Tuesday, 3 October 2017: 14:20
Chesapeake 6 (Gaylord National Resort and Convention Center)
K. Brousse (CIRIMAT, UMR CNRS 5085, RS2E FR CNRS 3459), S. Nguyen (LPCNO, UMR 5215 INSA-UPS-CNRS), S. Pinaud (LPCNO, UMR 5215 INSA-UPS- CNRS), C. Lethien (IEMN UMR CNRS 8520, RS2E FR CNRS 3459), K. Soulantica (LPCNO, UMR 5215 INSA-UPS-CNRS), B. Chaudret (LPCNO, UMR 5215 INSA-UPS- CNRS), M. Respaud (AIME, INSA-UPS-INP, LPCNO, UMR 5215 INSA-UPS- CNRS), P. L. Taberna, and P. Simon (CIRIMAT, UMR CNRS 5085, RS2E FR CNRS 3459)
Modern microelectronic systems, such as electronic papers, smart clothes, sensors or biomedical devices, demand new energy storage devices to achieve their tasks (1, 2). While batteries suffer from limited power capabilities and cyclability, owing to the faradic mechanisms involved during energy delivery and harvesting, electrochemical double layer supercapacitors (or so called EDLCs) can handle fast charge and discharge over 1,000,000 cycles (3). Indeed, EDLCs store energy via reversible adsorption of ions from an electrolyte at the surface of high-surface-area carbons, or by fast redox reactions occurring at the surface of metal oxide or polymer electrodes (4). However, standard electrode preparation, consisting in mixing the active material with a polymer binder, is not compatible with micro-fabrication processes. Therefore, high performance micro-supercapacitors have to be prepared using non wet processing routes. In this work, nanoporous carbide-derived carbon (CDC) films were integrated onto silicon chips by removing under chlorine atmosphere the metallic atoms of a thin film titanium carbide (TiC) precursor sputtered on silicon wafers (5). The TiC precursor could be patterned through reactive ion etching, thus leading to interdigitated on-chip CDC-based micro-supercapacitors after partial chlorination. The as-prepared devices provided capacitance values up to 410 F.cm-3 (205 mF.cm-2) in 1M H2SO4 with more than 50% of the initial capacitance preserved for 0.9 s discharge time (6). Full chlorination could lead, in certain conditions, to self-supported CDC films of several mm², which were transferred on PET. The flexible CDC electrode delivered 240 mF.cm-2 in sulfuric acid (6).

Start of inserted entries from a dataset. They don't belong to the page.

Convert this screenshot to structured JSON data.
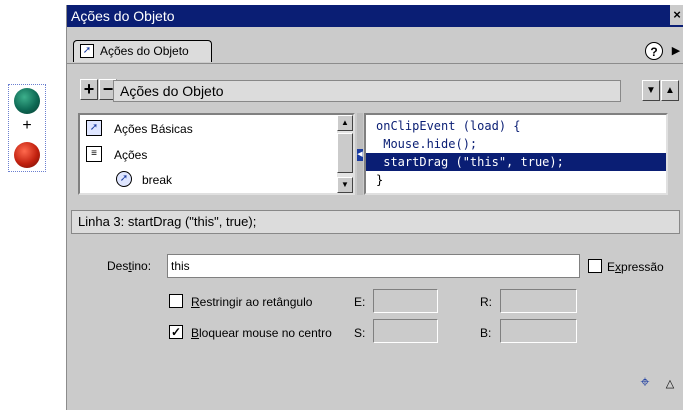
{
  "window": {
    "title": "Ações do Objeto",
    "close_glyph": "×"
  },
  "tab": {
    "label": "Ações do Objeto",
    "icon": "actions-arrow-icon"
  },
  "help": {
    "glyph": "?"
  },
  "toolbar": {
    "add_glyph": "+",
    "remove_glyph": "−",
    "panel_title": "Ações do Objeto",
    "down_glyph": "▼",
    "up_glyph": "▲"
  },
  "actions_list": {
    "items": [
      {
        "label": "Ações Básicas",
        "icon": "book-arrow-icon"
      },
      {
        "label": "Ações",
        "icon": "book-icon"
      },
      {
        "label": "break",
        "icon": "action-circle-icon"
      }
    ]
  },
  "code": {
    "lines": [
      "onClipEvent (load) {",
      " Mouse.hide();",
      " startDrag (\"this\", true);",
      "}"
    ],
    "selected_line": 3
  },
  "status": {
    "text": "Linha 3: startDrag (\"this\", true);"
  },
  "params": {
    "target": {
      "label_pre": "Des",
      "label_u": "t",
      "label_post": "ino:",
      "value": "this"
    },
    "expression": {
      "label_pre": "E",
      "label_u": "x",
      "label_post": "pressão",
      "checked": false
    },
    "constrain": {
      "label_u": "R",
      "label_post": "estringir ao retângulo",
      "checked": false
    },
    "lock_center": {
      "label_u": "B",
      "label_post": "loquear mouse no centro",
      "checked": true,
      "check_glyph": "✓"
    },
    "fields": {
      "e_label": "E:",
      "r_label": "R:",
      "s_label": "S:",
      "b_label": "B:"
    }
  },
  "footer": {
    "target_glyph": "⌖",
    "collapse_glyph": "△"
  },
  "colors": {
    "titlebar": "#0a1e74",
    "panel_bg": "#cbcbcb",
    "selection": "#0a1e74"
  }
}
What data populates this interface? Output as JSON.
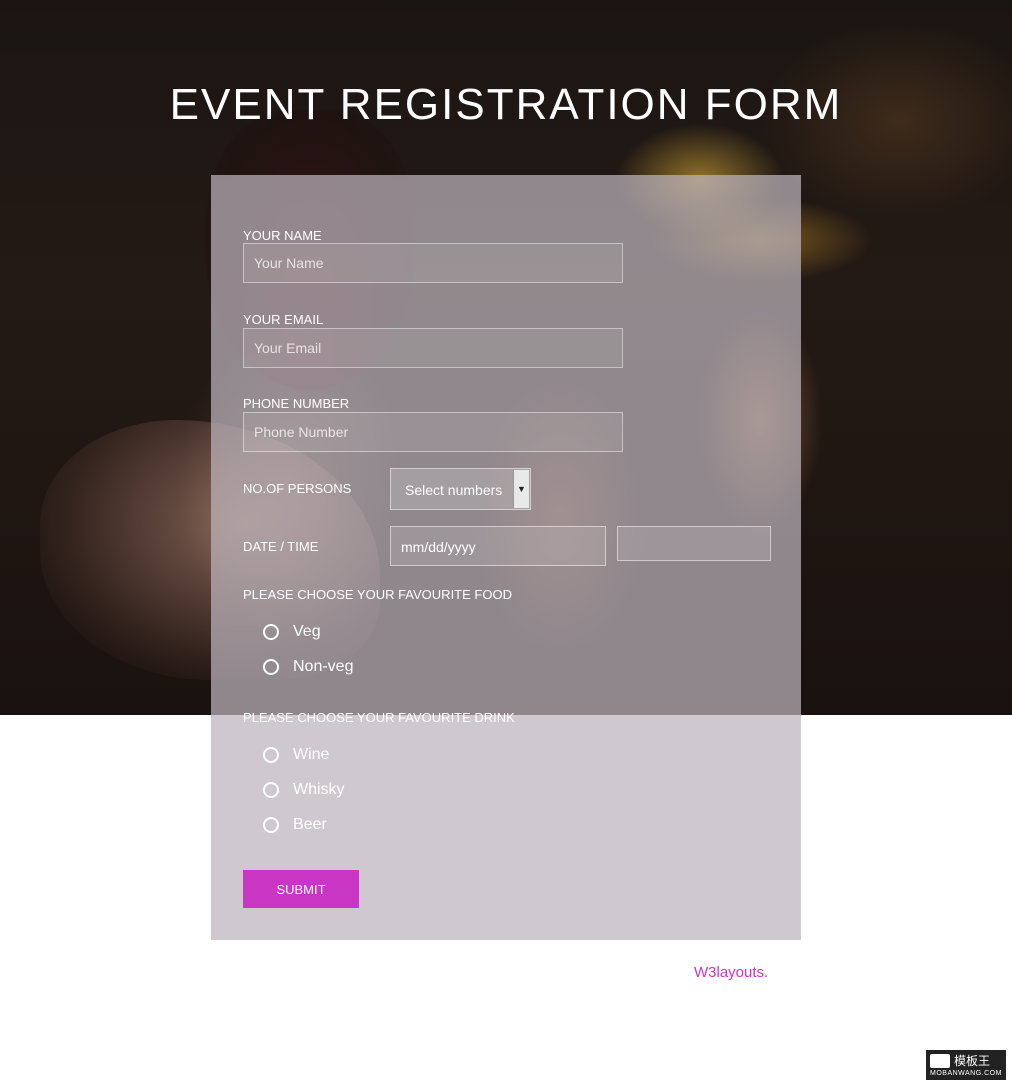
{
  "page": {
    "title": "EVENT REGISTRATION FORM"
  },
  "form": {
    "name": {
      "label": "YOUR NAME",
      "placeholder": "Your Name",
      "value": ""
    },
    "email": {
      "label": "YOUR EMAIL",
      "placeholder": "Your Email",
      "value": ""
    },
    "phone": {
      "label": "PHONE NUMBER",
      "placeholder": "Phone Number",
      "value": ""
    },
    "persons": {
      "label": "NO.OF PERSONS",
      "selected": "Select numbers"
    },
    "datetime": {
      "label": "DATE / TIME",
      "date_value": "mm/dd/yyyy",
      "time_value": ""
    },
    "food": {
      "label": "PLEASE CHOOSE YOUR FAVOURITE FOOD",
      "options": [
        "Veg",
        "Non-veg"
      ]
    },
    "drink": {
      "label": "PLEASE CHOOSE YOUR FAVOURITE DRINK",
      "options": [
        "Wine",
        "Whisky",
        "Beer"
      ]
    },
    "submit_label": "SUBMIT"
  },
  "footer": {
    "credit": "W3layouts."
  },
  "watermark": {
    "brand": "模板王",
    "site": "MOBANWANG.COM"
  },
  "colors": {
    "accent": "#c936c3",
    "panel": "rgba(188,180,188,0.72)"
  }
}
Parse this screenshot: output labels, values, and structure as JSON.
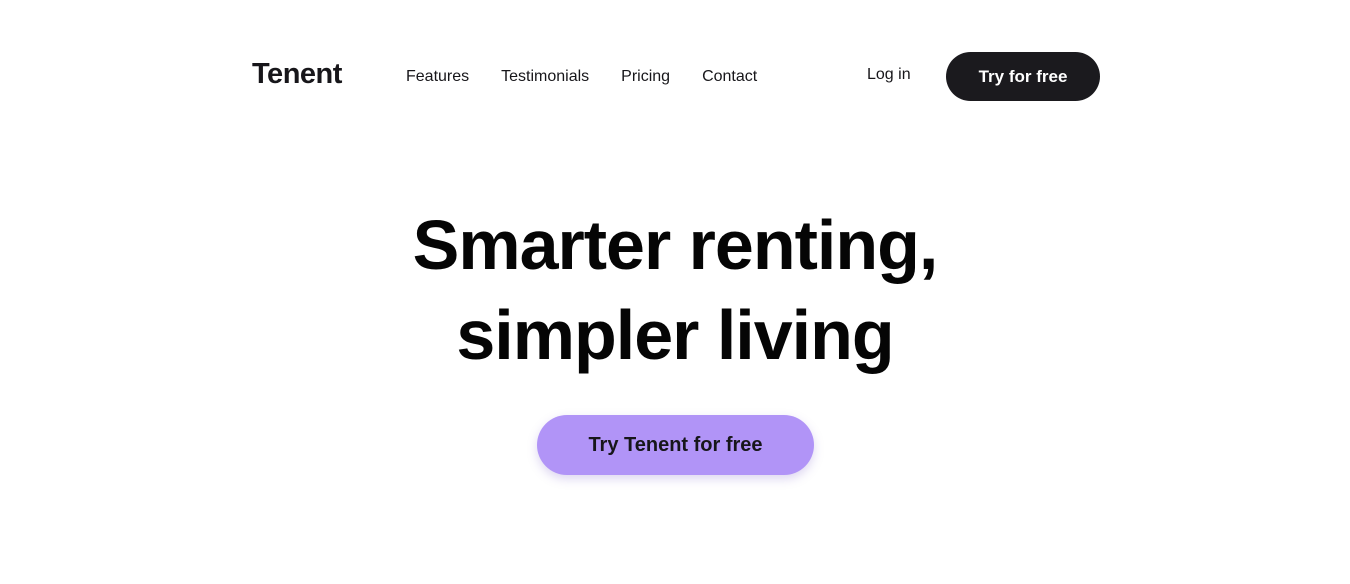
{
  "brand": {
    "name": "Tenent"
  },
  "nav": {
    "links": [
      {
        "label": "Features"
      },
      {
        "label": "Testimonials"
      },
      {
        "label": "Pricing"
      },
      {
        "label": "Contact"
      }
    ],
    "login_label": "Log in",
    "cta_label": "Try for free"
  },
  "hero": {
    "title_line1": "Smarter renting,",
    "title_line2": "simpler living",
    "cta_label": "Try Tenent for free"
  },
  "colors": {
    "primary_dark": "#1b1a1e",
    "accent_purple": "#b194f7",
    "background": "#ffffff"
  }
}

A second strategy consisted in the preparation of flexible micro-supercapacitors via laser-writing of commercial RuO2 on polyimide substrate. Indeed, laser-writing provides facile and scalable engineering with low cost (7), as less than 1 mg.cm-2 of active material are needed in micro-electrodes. Thus, RuO2 interdigitated electrodes were obtained from laser-writing of a precursor mixture of commercial RuO2.xH2O powder and HAuCl4.3H2O salt, spin-coated onto KaptonTM. Laser-writing led to current collector-free and mechanically stable flexible interdigitated RuO2 electrodes. Capacitance values of ~ 30 mF.cm-2 were recorded at 20 mV.s-1 in 1M H2SO4 for the flexible device. This work open the way for the design of high performance micro-devices at large scale.

1. S. Zhai, H. E. Karahan, L. Wei, Q. Qian, A. T. Harris, A. I. Minett, S. Ramakrishna, A. K. Ng, and Y. Chen, Textile energy storage: Structural design concepts, material selection and future perspectives. Energy Storage Mater. 3, 123–139 (2016).

2. J. R. Miller, Valuing reversible energy storage. Science. 335, 1312–1313 (2012).

3. P. Simon and Y. Gogotsi, Materials for electrochemical capacitors. Nat. Mater. 7, 845–854 (2008).

4. T. Brousse, D. Belanger, and J. W. Long, To Be or Not To Be Pseudocapacitive? J. Electrochem. Soc. 162, A5185–A5189 (2015).

5. J. Chmiola, C. Largeot, P. L. Taberna, P. Simon, and Y. Gogotsi, Monolithic Carbide-Derived Carbon Films for Micro-Supercapacitors. Science. 328, 480–483 (2010).

6. P. Huang, C. Lethien, S. Pinaud, K. Brousse, R. Laloo, V. Turq, M. Respaud, A. Demortière, B. Daffos, P. L. Taberna, B. Chaudret, Y. Gogotsi, and P. Simon, On-chip and freestanding elastic carbon films for micro-supercapacitors. Science. 351, 691–695 (2016).

7. M. F. El-Kady and R. B. Kaner, Direct laser writing of graphene electronics. ACS Nano. 8, 8725–8729 (2014).